4. En deuxième lieu, d'une part, il résulte de l'ensemble des dispositions du livre VI du code de l'entrée et du séjour des étrangers et du droit d'asile que le législateur a entendu déterminer l'ensemble des règles de procédure administrative et contentieuse auxquelles sont soumises les décisions par lesquelles l'autorité administrative signifie à l'étranger l'obligation dans laquelle il se trouve de quitter le territoire français, des décisions par lesquelles l'administration octroie ou refuse un délai de départ volontaire, fixe le pays à destination duquel il sera reconduit et lui interdit le retour sur le territoire français.

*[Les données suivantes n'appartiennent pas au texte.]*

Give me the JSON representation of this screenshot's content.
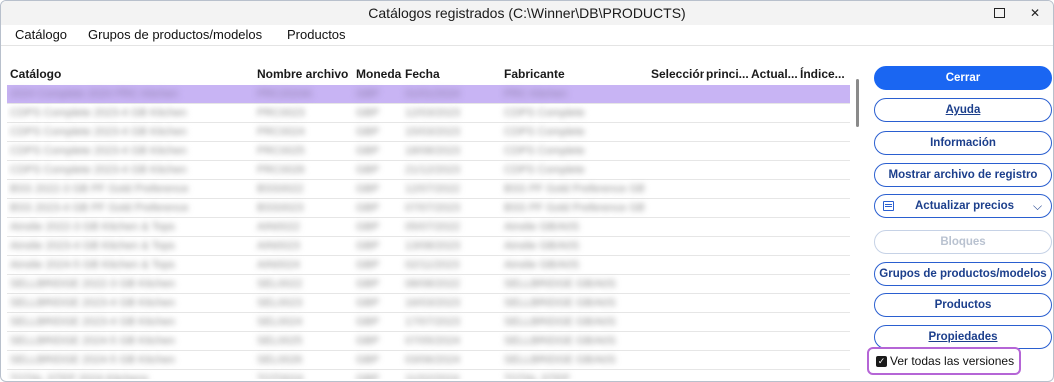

Dès lors, les dispositions de l'article L. 121-1 du code des relations entre le public et l'administration, qui fixent les règles générales de procédure applicables aux décisions devant être motivées en vertu de l'article L. 211-2 du même code et prévoient notamment la mise en œuvre d'une procédure contradictoire préalable à leur édiction, ne peuvent être utilement invoquées par la requérante à l'encontre des décisions en litige.

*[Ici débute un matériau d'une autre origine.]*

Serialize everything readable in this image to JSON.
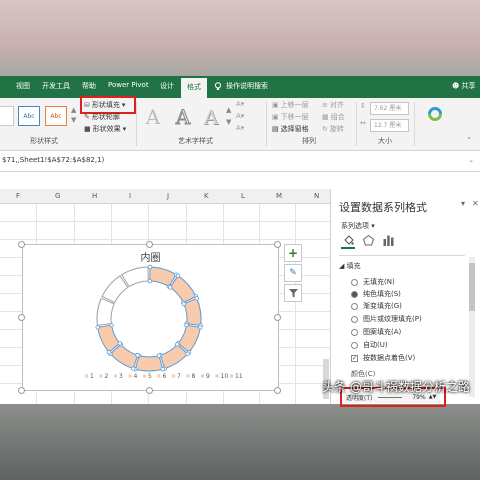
{
  "tabs": [
    "视图",
    "开发工具",
    "帮助",
    "Power Pivot",
    "设计",
    "格式"
  ],
  "active_tab": "格式",
  "tell_me": "操作说明搜索",
  "share": "共享",
  "ribbon": {
    "shape_styles_group": "形状样式",
    "style_samples": [
      "Abc",
      "Abc",
      "Abc"
    ],
    "shape_fill": "形状填充",
    "shape_outline": "形状轮廓",
    "shape_effects": "形状效果",
    "wordart_group": "艺术字样式",
    "wordart_sample": "A",
    "arrange_group": "排列",
    "bring_forward": "上移一层",
    "send_backward": "下移一层",
    "selection_pane": "选择窗格",
    "align": "对齐",
    "group": "组合",
    "rotate": "旋转",
    "size_group": "大小",
    "height_value": "7.62 厘米",
    "width_value": "12.7 厘米"
  },
  "formula": "$71,,Sheet1!$A$72:$A$82,1)",
  "columns": [
    "F",
    "G",
    "H",
    "I",
    "J",
    "K",
    "L",
    "M",
    "N"
  ],
  "chart": {
    "title": "内圈",
    "legend_items": [
      "1",
      "2",
      "3",
      "4",
      "5",
      "6",
      "7",
      "8",
      "9",
      "10",
      "11"
    ],
    "segment_color": "#f8cbad",
    "selected_segments": 8,
    "total_segments": 11
  },
  "pane": {
    "title": "设置数据系列格式",
    "series_options": "系列选项",
    "fill_section": "填充",
    "options": [
      "无填充(N)",
      "纯色填充(S)",
      "渐变填充(G)",
      "图片或纹理填充(P)",
      "图案填充(A)",
      "自动(U)"
    ],
    "selected_option": "纯色填充(S)",
    "vary_colors": "按数据点着色(V)",
    "color_label": "颜色(C)",
    "transparency_label": "透明度(T)",
    "transparency_value": "79%"
  },
  "watermark": "头条 @哥斗祸数据分析之路",
  "colors": {
    "excel_green": "#217346",
    "highlight_red": "#e0201a",
    "accent_blue": "#5b9bd5"
  }
}
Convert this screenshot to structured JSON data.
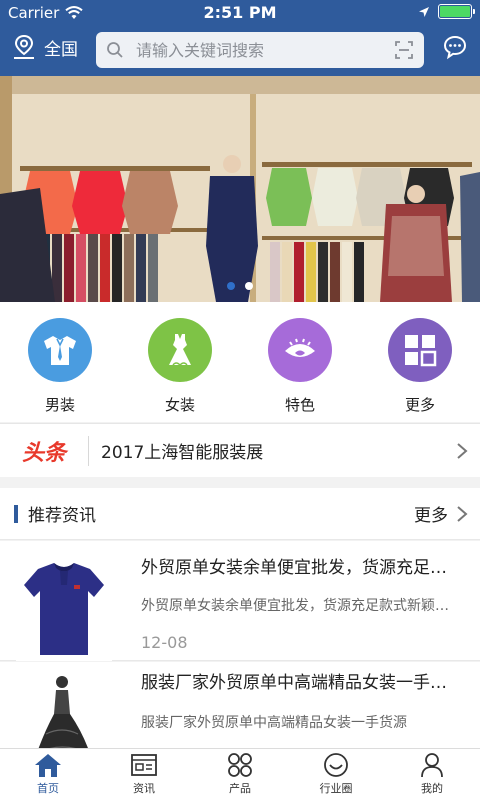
{
  "status_bar": {
    "carrier": "Carrier",
    "time": "2:51 PM"
  },
  "header": {
    "location_label": "全国",
    "search_placeholder": "请输入关键词搜索"
  },
  "banner": {
    "slide_count": 2,
    "active_slide": 1
  },
  "categories": [
    {
      "label": "男装",
      "icon": "shirt-icon",
      "color": "#4a9ce0"
    },
    {
      "label": "女装",
      "icon": "dress-icon",
      "color": "#7ec346"
    },
    {
      "label": "特色",
      "icon": "eye-icon",
      "color": "#a66bd9"
    },
    {
      "label": "更多",
      "icon": "grid-icon",
      "color": "#7f5fbf"
    }
  ],
  "headline": {
    "tag": "头条",
    "text": "2017上海智能服装展"
  },
  "recommended": {
    "title": "推荐资讯",
    "more_label": "更多",
    "items": [
      {
        "title": "外贸原单女装余单便宜批发，货源充足款式新颖",
        "summary": "外贸原单女装余单便宜批发，货源充足款式新颖，欢迎选购",
        "date": "12-08"
      },
      {
        "title": "服装厂家外贸原单中高端精品女装一手货源",
        "summary": "服装厂家外贸原单中高端精品女装一手货源"
      }
    ]
  },
  "tabbar": [
    {
      "label": "首页",
      "icon": "home-icon",
      "active": true
    },
    {
      "label": "资讯",
      "icon": "news-icon",
      "active": false
    },
    {
      "label": "产品",
      "icon": "products-icon",
      "active": false
    },
    {
      "label": "行业圈",
      "icon": "circle-icon",
      "active": false
    },
    {
      "label": "我的",
      "icon": "user-icon",
      "active": false
    }
  ],
  "colors": {
    "brand_blue": "#2f5b9c",
    "headline_red": "#e8392b"
  }
}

5. D'autre part, le droit d'être entendu préalablement à toute décision qui affecte sensiblement et défavorablement les intérêts de son destinataire constitue l'une des composantes du droit de la défense et fait partie des principes généraux du droit de l'Union européenne ayant la même valeur que les traités. Il garantit à toute personne la possibilité de faire connaître, de manière utile et effective, son point de vue au cours de la procédure administrative, afin que l'autorité compétente soit mise à même de tenir compte de l'ensemble des éléments pertinents pour fonder sa décision. Ce droit n'implique pas systématiquement l'obligation, pour l'administration, d'organiser, de sa propre initiative, un entretien avec l'intéressé, ni même d'inviter ce dernier à produire ses observations, mais suppose seulement que, informé de ce qu'une décision lui faisant grief est susceptible d'être prise à son encontre, il soit en mesure de présenter spontanément des observations écrites ou de solliciter un entretien pour faire valoir ses observations orales. Enfin, une atteinte à ce droit n'est susceptible d'affecter la régularité de la procédure à l'issue de laquelle la décision faisant grief est prise que si la personne concernée a été privée de la possibilité de présenter des éléments pertinents qui auraient pu influer sur le contenu de la décision, ce qu'il lui revient, le cas échéant, d'établir devant la juridiction saisie.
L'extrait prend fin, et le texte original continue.